What they’re spending a lot of time on

Executive Compensation: General counsel and board members don’t rank executive compensation high on their list of worries, but they sure do say it takes up a lot of their time—60 percent of directors and 46 percent of GCs “rate it one of their top issues in terms of time commitment,” according to the survey.

That’s understandable when you consider just some of the factors at play, including public scrutiny of executive pay, peer group comparisons, and the use of compensation consultants. “Few governance issues have drawn the level of scrutiny and concern in recent years as those driven by executive compensation,” according to the report.

What they feel good about

Codes of Conduct: The majority of directors (66 percent) and general counsel (60 percent) are very confident that their company’s code of conduct helps promote compliance by linking employee guidelines to corporate values. Moreover, 80 percent of all respondents said the code of conduct had been reviewed in the past year.

What’s not getting talked about

New Guidance Documents: Remember those 100-plus pages on antibribery enforcement issued by the Department of Justice and the Securities and Exchange Commission last fall? Or how about the SEC’s 2011 guidance on cybersecurity disclosure? “Interestingly, only about 35 percent of GCs and even fewer directors (25 percent) indicated they’ve discussed these issues in the boardroom,” the report says, “even though arguably these areas should be part of any board’s regular oversight of enterprise risk management.”
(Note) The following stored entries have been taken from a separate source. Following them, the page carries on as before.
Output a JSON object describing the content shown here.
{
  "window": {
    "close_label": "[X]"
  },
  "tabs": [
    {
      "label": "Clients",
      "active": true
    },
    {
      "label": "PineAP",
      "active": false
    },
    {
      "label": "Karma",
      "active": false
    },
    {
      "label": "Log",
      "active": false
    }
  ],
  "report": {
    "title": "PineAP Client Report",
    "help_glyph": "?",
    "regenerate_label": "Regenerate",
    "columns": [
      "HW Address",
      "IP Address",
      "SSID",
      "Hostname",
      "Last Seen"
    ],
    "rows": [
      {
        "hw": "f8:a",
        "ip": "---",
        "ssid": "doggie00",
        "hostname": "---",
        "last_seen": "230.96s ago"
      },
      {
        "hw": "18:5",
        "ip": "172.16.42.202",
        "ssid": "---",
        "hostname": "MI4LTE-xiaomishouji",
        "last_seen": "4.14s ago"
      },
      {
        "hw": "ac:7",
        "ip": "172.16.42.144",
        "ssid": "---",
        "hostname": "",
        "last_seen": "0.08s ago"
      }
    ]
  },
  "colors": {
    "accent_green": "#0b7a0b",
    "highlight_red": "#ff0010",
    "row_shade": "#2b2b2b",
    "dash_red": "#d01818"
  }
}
Social Media: While most directors may feel good about their company’s code of conduct, many don’t know whether their company even has a policy on corporate social media use. In fact, 38 percent said they were “unsure” if such a policy is in place, with another 21 percent saying they don’t have one, and 41 percent confirming they do.

Nor has social media been the subject of much boardroom discussion recently:

“[O]nly 16 percent reported they have discussed the topic formally and feel confident their board has a good understanding of the risks, 37 percent said the topic has been broached but they need more information to feel comfortable with the strategy and the risks, and 26 percent said their board has no plans to formally discuss social media issues.”

What directors and GCs don’t want to talk about (in public)

Internal Investigations: The survey asked whether “boards should disclose internal investigations involving one or more members of the executive team.” The answer was a big NO from 82 percent of general counsel and 63 percent of directors—though that does leave more than a third of board members who think disclosure is the way to go.

FTI’s advice: “This is an area where there is no one, clear, best practice, but it is something board members ought to be discussing prior to such an event occurring.”